Setting aside the fact that there's no appetite for these laws in liberal states because its purely a conservative fetish, you can still get porn on the internet without going to the big corporate online clearinghouses.

FFS, there was porn on Napster back in the day.

[–] baronvonj@lemmy.world 8 points 8 hours ago (1 children)

There's no appetite for these laws in the voter public of any state, as far as I can tell given how VPN usage skyrockets in every state where these laws are put in place. Is California no longer liberal? Also consider the people running sites in any of the states that have such a law. They may resort to just blanket ID-checking everyone rather than risk prosecution.

[–] UnderpantsWeevil@lemmy.world 3 points 8 hours ago* (last edited 8 hours ago)

There’s no appetite for these laws in the voter public of any state

Evangelical right-wing states have a huge contingent of politicians who compete with one another to be the toughest on "child sex trafficking" and other Epstein-tangential topics. So, in the GOP primary, you get a lot of promises about how you're going to round up all the pedos and put them to the sword or whatever. And this inevitably manifests as "please insert your dick into this pepper grinder to access the pornography" laws, as a sort-of practical compromise.

Is California no longer liberal?

Current Status: Failed (2024-08-15: In committee: Held under submission.)

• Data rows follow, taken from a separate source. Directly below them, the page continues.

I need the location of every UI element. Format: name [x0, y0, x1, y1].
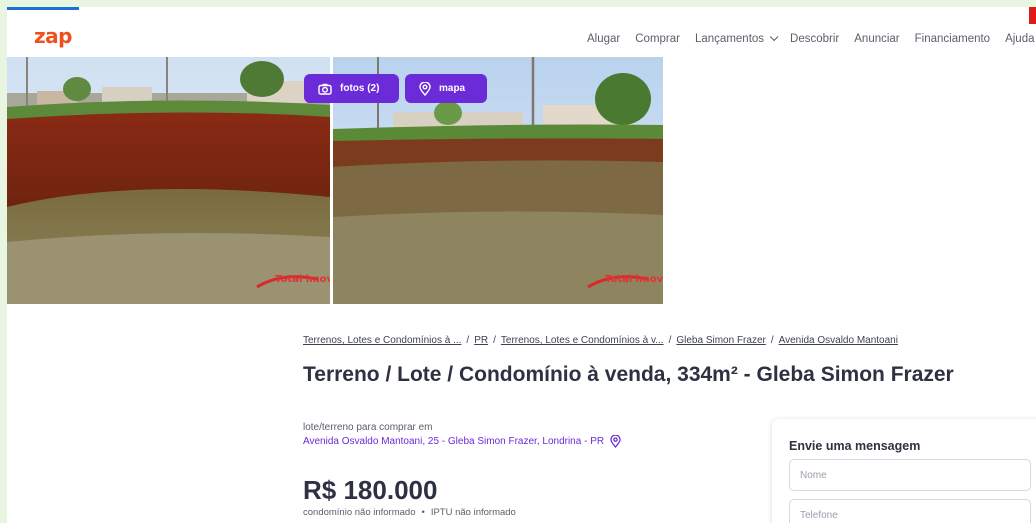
breadcrumb-separator: /	[770, 335, 774, 346]
nav-descobrir[interactable]: Descobrir	[790, 33, 839, 45]
camera-icon	[318, 83, 332, 95]
breadcrumb-separator: /	[493, 335, 496, 346]
listing-title: Terreno / Lote / Condomínio à venda, 334…	[303, 363, 954, 386]
breadcrumb-separator: /	[668, 335, 672, 346]
location-pin-icon	[610, 435, 621, 448]
nav-lancamentos[interactable]: Lançamentos	[694, 32, 779, 45]
property-photo-1-image: Total imoveis	[7, 57, 330, 304]
photo-gallery: Total imoveis Total	[7, 57, 663, 304]
breadcrumb: Terrenos, Lotes e Condomínios à ... / PR / T…	[303, 335, 898, 346]
listing-price: R$ 180.000	[303, 475, 438, 505]
phone-input[interactable]	[789, 499, 1031, 523]
contact-form-heading: Envie uma mensagem	[789, 439, 921, 453]
nav-comprar[interactable]: Comprar	[635, 33, 680, 45]
photos-button-label: fotos (2)	[340, 83, 380, 94]
nav-lancamentos-label: Lançamentos	[694, 33, 765, 45]
nav-ajuda[interactable]: Ajuda	[1005, 33, 1034, 45]
contact-form-card: Envie uma mensagem	[772, 419, 1036, 523]
bullet-separator: •	[421, 507, 425, 518]
map-button-label: mapa	[439, 83, 466, 94]
breadcrumb-item-city-category[interactable]: Terrenos, Lotes e Condomínios à v...	[501, 335, 664, 346]
header: zap Alugar Comprar Lançamentos Descobrir…	[7, 7, 1036, 57]
chevron-down-icon	[769, 32, 779, 42]
zap-logo[interactable]: zap	[34, 24, 72, 48]
breadcrumb-item-category[interactable]: Terrenos, Lotes e Condomínios à ...	[303, 335, 461, 346]
property-photo-1[interactable]: Total imoveis	[7, 57, 330, 304]
name-input[interactable]	[789, 459, 1031, 491]
watermark-logo: Total imoveis	[605, 274, 663, 285]
breadcrumb-separator: /	[466, 335, 470, 346]
listing-address-text: Avenida Osvaldo Mantoani, 25 - Gleba Sim…	[303, 436, 605, 447]
photos-button[interactable]: fotos (2)	[304, 74, 399, 103]
watermark-logo: Total imoveis	[275, 274, 330, 285]
iptu-fee: IPTU não informado	[430, 507, 516, 518]
breadcrumb-item-state[interactable]: PR	[474, 335, 488, 346]
breadcrumb-item-street[interactable]: Avenida Osvaldo Mantoani	[779, 335, 898, 346]
condo-fee: condomínio não informado	[303, 507, 416, 518]
listing-address[interactable]: Avenida Osvaldo Mantoani, 25 - Gleba Sim…	[303, 435, 621, 448]
nav-anunciar[interactable]: Anunciar	[854, 33, 899, 45]
map-button[interactable]: mapa	[405, 74, 487, 103]
nav-financiamento[interactable]: Financiamento	[915, 33, 990, 45]
breadcrumb-item-neighborhood[interactable]: Gleba Simon Frazer	[676, 335, 765, 346]
location-pin-icon	[419, 81, 431, 96]
listing-subtitle: lote/terreno para comprar em	[303, 422, 433, 433]
main-nav: Alugar Comprar Lançamentos Descobrir Anu…	[587, 32, 1035, 45]
nav-alugar[interactable]: Alugar	[587, 33, 620, 45]
page: zap Alugar Comprar Lançamentos Descobrir…	[7, 7, 1036, 523]
listing-fees: condomínio não informado • IPTU não inform…	[303, 507, 516, 518]
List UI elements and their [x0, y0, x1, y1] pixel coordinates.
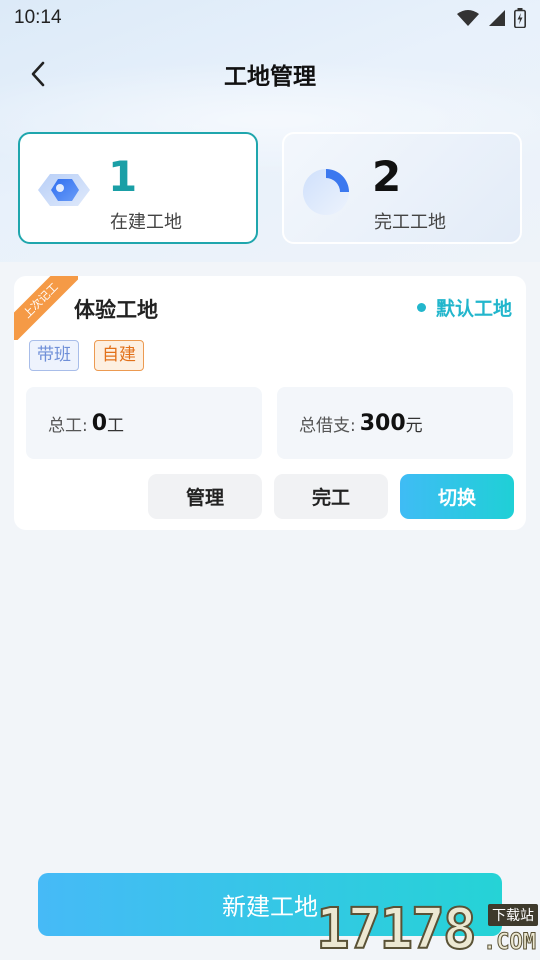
site-card[interactable]: 上次记工 体验工地 默认工地 带班 自建 总工: 0 工 总借支: 300 元 …: [14, 276, 526, 530]
completed-label: 完工工地: [374, 212, 446, 233]
pie-progress-icon: [303, 169, 349, 215]
watermark-tag: 下载站: [488, 904, 538, 926]
default-site-indicator: 默认工地: [416, 294, 512, 321]
completed-count: 2: [372, 152, 402, 201]
total-loan-value: 300: [359, 410, 406, 436]
manage-button[interactable]: 管理: [148, 474, 262, 519]
total-loan-label: 总借支:: [299, 415, 356, 436]
in-progress-label: 在建工地: [110, 212, 182, 233]
battery-icon: [514, 8, 526, 28]
in-progress-sites-card[interactable]: 1 在建工地: [18, 132, 258, 244]
total-work-box: 总工: 0 工: [26, 387, 262, 459]
default-site-label: 默认工地: [435, 298, 512, 320]
dot-icon: [416, 303, 426, 312]
watermark-number: 17178: [315, 897, 478, 960]
watermark-domain: .COM: [483, 930, 537, 956]
completed-sites-card[interactable]: 2 完工工地: [282, 132, 522, 244]
status-bar: 10:14: [0, 0, 540, 36]
last-record-ribbon: 上次记工: [14, 276, 78, 340]
tag-self-built: 自建: [94, 340, 144, 371]
total-loan-box: 总借支: 300 元: [277, 387, 513, 459]
signal-icon: [489, 10, 505, 26]
tag-team-lead: 带班: [29, 340, 79, 371]
hexagon-icon: [38, 174, 90, 206]
wifi-icon: [457, 10, 479, 26]
ribbon-wrap: 上次记工: [14, 276, 78, 340]
status-time: 10:14: [14, 7, 62, 28]
switch-button[interactable]: 切换: [400, 474, 514, 519]
total-loan-unit: 元: [405, 415, 423, 436]
finish-button[interactable]: 完工: [274, 474, 388, 519]
total-work-unit: 工: [107, 415, 125, 436]
page-title: 工地管理: [224, 64, 316, 90]
nav-bar: 工地管理: [0, 46, 540, 102]
status-icons: [456, 8, 526, 28]
total-work-label: 总工:: [48, 415, 88, 436]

Looks like they're retaining their title. That said, if you peak under the "Supporters and Opponents" what you're going to see in the Supporters section is a litany of right-wing evangelical organizations and a couple of mega-corps.

They may resort to just blanket ID-checking everyone rather than risk prosecution.

The current strategy appears to be refusing to host content in the regulated states. Even then, there are plenty of social media and general content distribution channels that dodge the regulation by claiming to be content-blind in how they serve their data. I don't see Facebook or YouTube getting the business end of any of these regulations. Almost as though they're toothless if you've got enough money to tip your Congresscritters.

[–] Lost_My_Mind@lemmy.world 1 points 2 hours ago

Napster was audio only. Did you mean limewire, or kazaa, or one of the many napster clones that came after?